Присев на лавку, я спускался по реке времени, предоставив окружающим удовольствие подгонять замерзающее течение. Не было ни ветра, ни туч, и яркие краски солнечного дня, казалось, дышали особенной свежестью из-за недавно выпавшего снега, искрящегося на траве, на карнизах окон, козырьках магазинов – там, где не ступала нога человека.

Я усердно рассредоточивал своё внимание, освобождаясь от всяких связей с окружающим миром, как подопытный, обвешанный датчиками, последовательно отсоединяет их от тела. И, как это бывает, когда ничего не видишь и не слышишь, в голове завертелись подобия снов.
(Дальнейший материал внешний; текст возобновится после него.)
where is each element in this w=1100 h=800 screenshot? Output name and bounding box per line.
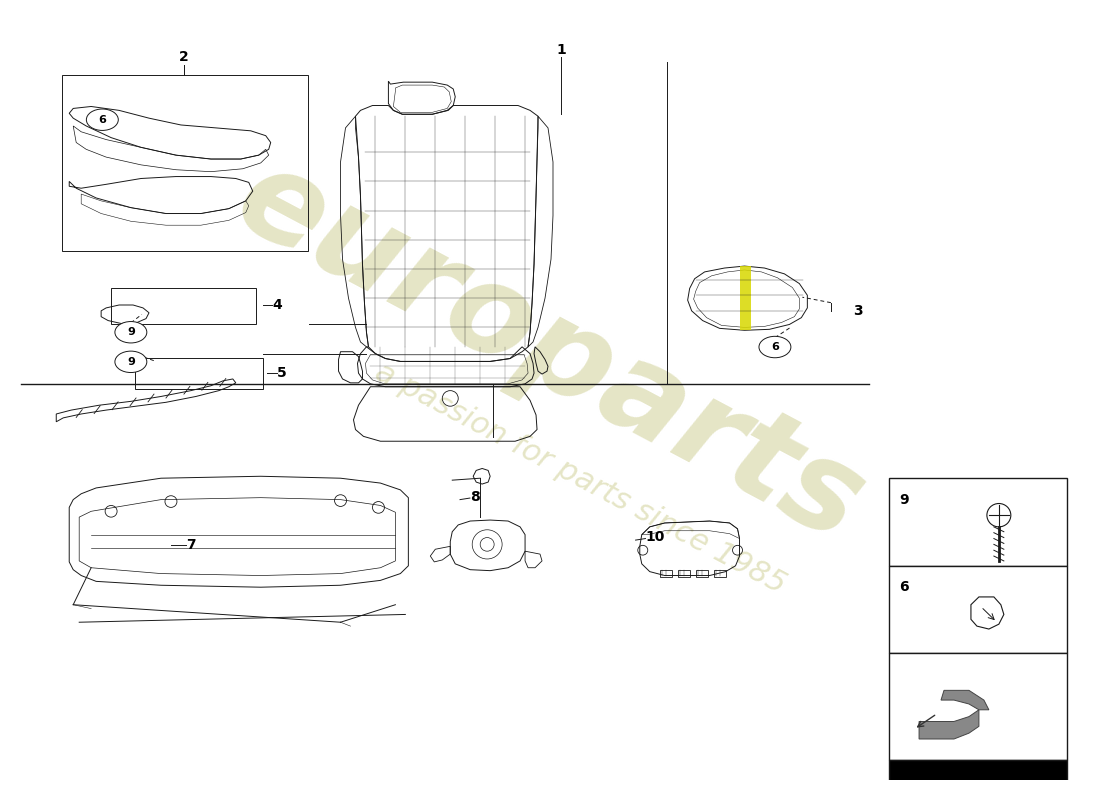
Ellipse shape	[87, 109, 119, 130]
Ellipse shape	[114, 351, 146, 373]
Text: 1: 1	[557, 42, 565, 57]
Text: 9: 9	[126, 357, 135, 367]
Text: a passion for parts since 1985: a passion for parts since 1985	[370, 357, 790, 599]
Text: 6: 6	[899, 580, 909, 594]
Polygon shape	[920, 710, 979, 739]
Bar	[62, 75, 308, 250]
Bar	[889, 761, 1067, 800]
Text: 7: 7	[186, 538, 196, 552]
Text: 5: 5	[277, 366, 286, 380]
Polygon shape	[739, 266, 751, 330]
Text: 9: 9	[899, 493, 909, 507]
Bar	[678, 570, 690, 578]
Text: 10: 10	[646, 530, 664, 544]
Bar	[714, 570, 726, 578]
Bar	[111, 288, 256, 324]
Bar	[660, 570, 672, 578]
Bar	[889, 654, 1067, 761]
Text: 8: 8	[470, 490, 480, 503]
Text: europarts: europarts	[217, 136, 883, 567]
Polygon shape	[940, 690, 989, 710]
Text: 9: 9	[126, 327, 135, 338]
Text: 3: 3	[852, 304, 862, 318]
Text: 2: 2	[178, 50, 188, 65]
Bar	[889, 478, 1067, 566]
Text: 881 03: 881 03	[940, 782, 1015, 800]
Ellipse shape	[114, 322, 146, 343]
Bar	[135, 358, 263, 389]
Text: 6: 6	[98, 114, 107, 125]
Text: 4: 4	[273, 298, 283, 312]
Bar	[889, 566, 1067, 654]
Bar	[695, 570, 707, 578]
Ellipse shape	[759, 336, 791, 358]
Text: 6: 6	[771, 342, 779, 352]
Скоротечные, они лишь продлевали жизнь прошлым событиям, истончались и незаметно исчезали подобно мыльным пузырям. Так, припомнился разговор с г-ном Павленко, сопровождаемый цейлонским чаем, заваренным в пиалах, предварительно облитых кипятком. Чаинки, насытив воду до янтарно-багряных тонов, оседали на дне сосуда, придавая напитку глубину.

Переставляя шахматы, мы рассуждали о судьбах людей.

– Коллега, вам доводилось видеть айсберг? – спросил Жорж, чуть приподняв правую бровь. Его выразительные черты в мыльном пузыре сна принимали несколько гротескный вид.

– В действительности – нет, но по телевидению, в журналах – безусловно, – я отвечал, удивляясь манере собеседника ставить своим вопросом в тупик. Ему, конечно, никогда не узнать, что образ айсберга неизменно пробуждает во мне пушкинские строки:

Иль скалы дикие Шотландии печальной,

Или Нормандии блестящие снега,

Или Швейцарии ландшафт пирамидальный.22

С течением времени каждый человек смотрит всё больше и видит всё меньше, берега времени уходят вдаль, и приближается океан.

Жорж держал пиалу на ладони, и его лицо колыхалось в парах ароматного чая.

– Доложу вам, айсберг – весьма любопытное зрелище. В особенности интересно то, что его подводная часть гораздо массивнее той, что на виду. Любые попытки отбросить избыточную, как полагают некоторые, массу приведут лишь к тому, что айсберг просто осядет в воду. Вот вам и принцип Парето – наш социум будет всегда большей частью погружён во мрак, пока он имеет пирамидальную или, точнее, глыбообразную структуру.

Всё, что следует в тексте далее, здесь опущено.